Jef Desbecker - A true backcountry adventure icon
In a cost-of-living crisis Kiwi American backcountry adventurer Jef Desbecker is just the guy you need around. A self-professed ‘professional ski bum’ in his younger days, Jef wound his way all over the US using skills and savvy he’d learned along the way to carve a lifestyle on snow and rivers.
Despite being kicked out of several high schools during a rebellious streak, Jef realised he needed an education, completing a four-year environmental science degree in three years.
Raised near Buffalo, New York, with its brutal winters, Jef was mentored by a kind farming neighbour who taught him practical do-it-yourself skills. “He taught me so much. I’d sit on the fender of his tractor for hours.”
“My parents split, and Mum moved us to the country where she was into organic gardening long before it was heard of,” he says.
By 15, with the wild 60s raging, Jef rebelled, taking his long hair and bell bottom trousers to California, getting right amongst the hippie movement, and skiing in Boulder, Colorado.
After a bout of hepatitis, he opted out, choosing to study in Salt Lake City gaining straight A’s while also learning to fly, gaining his private pilot’s licence. “An hour in a plane cost me $7.50 and an instructor $15.”
Skiing was another passion. “By my third year I could do school three days a week and ski four.” His marks had won him scholarship grants and he cleaned toilets at night to maintain his lifestyle.
By 1976 he’d discovered road cycling and bought a treadle sewing machine, putting his mother’s sewing skills to use making panniers, a backpack, tent, and thick down sleeping bag. “I knew nothing about cycling but rode off through The Rockies to California and down to Mexico.”
By 1979-80 Jef had discovered telemark skiing in Idaho.
He was hooked, joining a backcountry Nordic Ski Patrol, building snow caves at minus30degF.
After his tent home collapsed he found a local disused barn loft, living in those for four winters with a candle and thick down sleeping bag. “I learned to tell the time by the stars, and how to keep moving to stay warm.”
While hitching, a guy in a Chevy Suburban picked him up, changing everything. Bob Pruitt introduced him to the “very on the edge” hang-gliding world and the big wigs of the fledgling new industry.
“I was so taken. They were going up and hooking into thermals, soaring on ridge lifts.”
Jef then worked in a hang-glider factory in Albuquerque and slept rough in the snow at the base of the local skifield.

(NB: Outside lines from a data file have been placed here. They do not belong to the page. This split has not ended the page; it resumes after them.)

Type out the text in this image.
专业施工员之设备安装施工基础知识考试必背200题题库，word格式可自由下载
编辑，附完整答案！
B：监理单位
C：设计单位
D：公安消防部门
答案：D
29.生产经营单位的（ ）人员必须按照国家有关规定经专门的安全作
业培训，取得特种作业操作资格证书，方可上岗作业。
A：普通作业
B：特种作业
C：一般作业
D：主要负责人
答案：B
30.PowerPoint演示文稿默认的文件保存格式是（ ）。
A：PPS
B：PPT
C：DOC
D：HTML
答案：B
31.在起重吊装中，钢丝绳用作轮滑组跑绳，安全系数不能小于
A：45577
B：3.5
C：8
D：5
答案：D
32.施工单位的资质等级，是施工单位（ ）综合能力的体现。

A skiing flip went wrong, landing the first of two serious broken necks, so he headed home to work for the farmer, his mobile hang-gliding school truck in tow.

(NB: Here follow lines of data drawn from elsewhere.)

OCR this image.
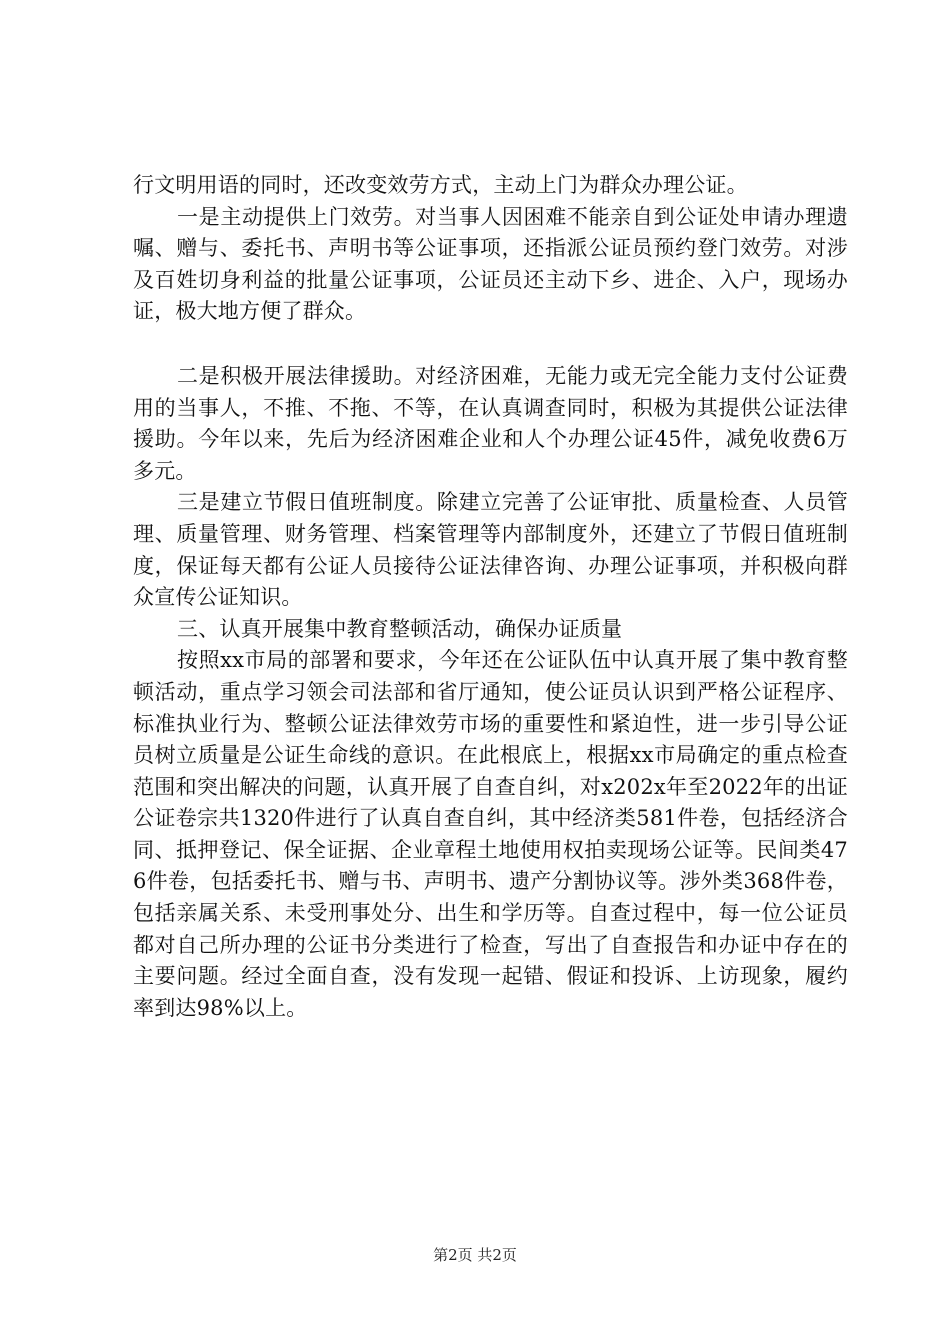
行文明用语的同时，还改变效劳方式，主动上门为群众办理公证。

一是主动提供上门效劳。对当事人因困难不能亲自到公证处申请办理遗嘱、赠与、委托书、声明书等公证事项，还指派公证员预约登门效劳。对涉及百姓切身利益的批量公证事项，公证员还主动下乡、进企、入户，现场办证，极大地方便了群众。

二是积极开展法律援助。对经济困难，无能力或无完全能力支付公证费用的当事人，不推、不拖、不等，在认真调查同时，积极为其提供公证法律援助。今年以来，先后为经济困难企业和人个办理公证45件，减免收费6万多元。

三是建立节假日值班制度。除建立完善了公证审批、质量检查、人员管理、质量管理、财务管理、档案管理等内部制度外，还建立了节假日值班制度，保证每天都有公证人员接待公证法律咨询、办理公证事项，并积极向群众宣传公证知识。

三、认真开展集中教育整顿活动，确保办证质量

按照xx市局的部署和要求，今年还在公证队伍中认真开展了集中教育整顿活动，重点学习领会司法部和省厅通知，使公证员认识到严格公证程序、标准执业行为、整顿公证法律效劳市场的重要性和紧迫性，进一步引导公证员树立质量是公证生命线的意识。在此根底上，根据xx市局确定的重点检查范围和突出解决的问题，认真开展了自查自纠，对x202x年至2022年的出证公证卷宗共1320件进行了认真自查自纠，其中经济类581件卷，包括经济合同、抵押登记、保全证据、企业章程土地使用权拍卖现场公证等。民间类476件卷，包括委托书、赠与书、声明书、遗产分割协议等。涉外类368件卷，包括亲属关系、未受刑事处分、出生和学历等。自查过程中，每一位公证员都对自己所办理的公证书分类进行了检查，写出了自查报告和办证中存在的主要问题。经过全面自查，没有发现一起错、假证和投诉、上访现象，履约率到达98%以上。

第2页 共2页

Next he biked and hitched across the US with a girlfriend, helping build condos in Avon, Colorado, while Beaver Creek Ski Area was under construction. “We lived in a teepee in 5-foot of snow with her young son and dog, cooking over the fire. It was minus 20degF at night.” Jef built an in-ground fridge box to keep food from freezing.
Later, he discovered river rafting in Moab, Utah, learning to guide multi-day trips on the Colorado River, upstream from the Grand Canyon.
Jef had featured on the cover of top US ski magazines, and NZ had always beckoned so he wooed top American sponsors, heading down under, seven duffle bags in tow. On arrival he immediately made his way to the NZ Ski Show in Auckland where all the right connections were made.
“Queenstown seemed like the main resort and a girl, named Robina, met us at the bus giving us her rumpus room.” “One thing led to another” and they’ve been together for 38 years.
Jef and mate Whitney Thurlow introduced Queenstown to telemarking - instructing and running courses. For almost 20 years Jef also worked as a heli-ski and backcountry ski guide locally.
He and Robina bought farmland on the Crown Terrace which they lived off.
Since then, they’ve developed two local purpose-built buildings for ZigZagZoo Childcare Centres, helping fund many more international adventures.
Jef’s traversed Wrangell-St-Elias wilderness, pulling sleds on metal-edged cross-country skis for seven weeks, camping on glaciers, covering 400kms, doing a similar expedition up a Pakistani glacier to the base of K2.
At 70 he just completed his fourth whitewater rafting trip down the Grand Canyon, which still leaves him fizzing.
So will he ever retire? “What from?” he laughs. “I’ve never had a job. It’s all just fun.”